I am trying to think of a good approach to the architecture, and I've come up with two options:

  1. Store the latest state of a company's products and data types in a products and data_types table. These would belong directly to the company. Each new contract would update these tables appropriately. So, querying the current state of a company's access would be a simple SQL query.

    Then, in a separate table, I could store the contracts, and each contract would have many contract_items. This is where I could record which product or data type the contract is adding, updating or removing.

    I could then write the logic in my software layer to recreate historical snapshots, using this contract_items table. I would simply pull all the items for a company up to the selected contract, then use the items to build up the state of the company as of that contract.

  2. Store a snapshot of the company as of each contract. I am actually having trouble thinking through how I could do this in the database layer. One way would be to create a new rows in the companies, products and data_types tables for each contract.
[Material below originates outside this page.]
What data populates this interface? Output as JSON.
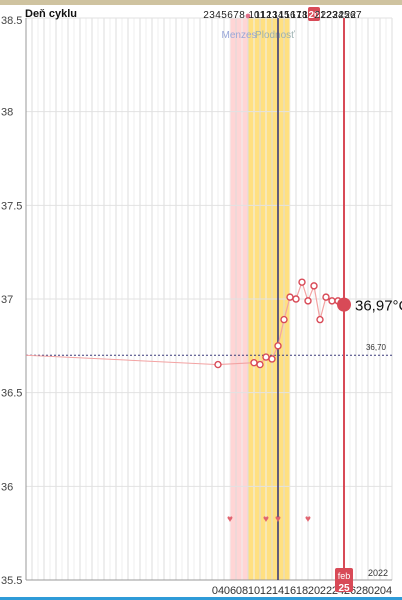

    This would make querying the state of the company as of any particular contract a simple SQL query. I would just select out of those three tables where contract_id equaled the current selected id. However, it seems like a lot of data duplication. Perhaps this is not a problem.

Any thoughts on this? Are there best practices in this area, or something I'm missing? Thanks in advance.

Best Answer

Versioning. Not a new problem - used thousands of times per day by developers using any version control system.

Mark any item with 2 fields - ValidFromNo and ValidToNo. The last can be 0.

Keep a table versions that has the version numbers. ValidFromNo is from which version number an item is valid, ValidToNo - which can be null - is the last valid version. Null marks "Currently in use" so you do not have to update all valid items on every new versin.

Simple like that.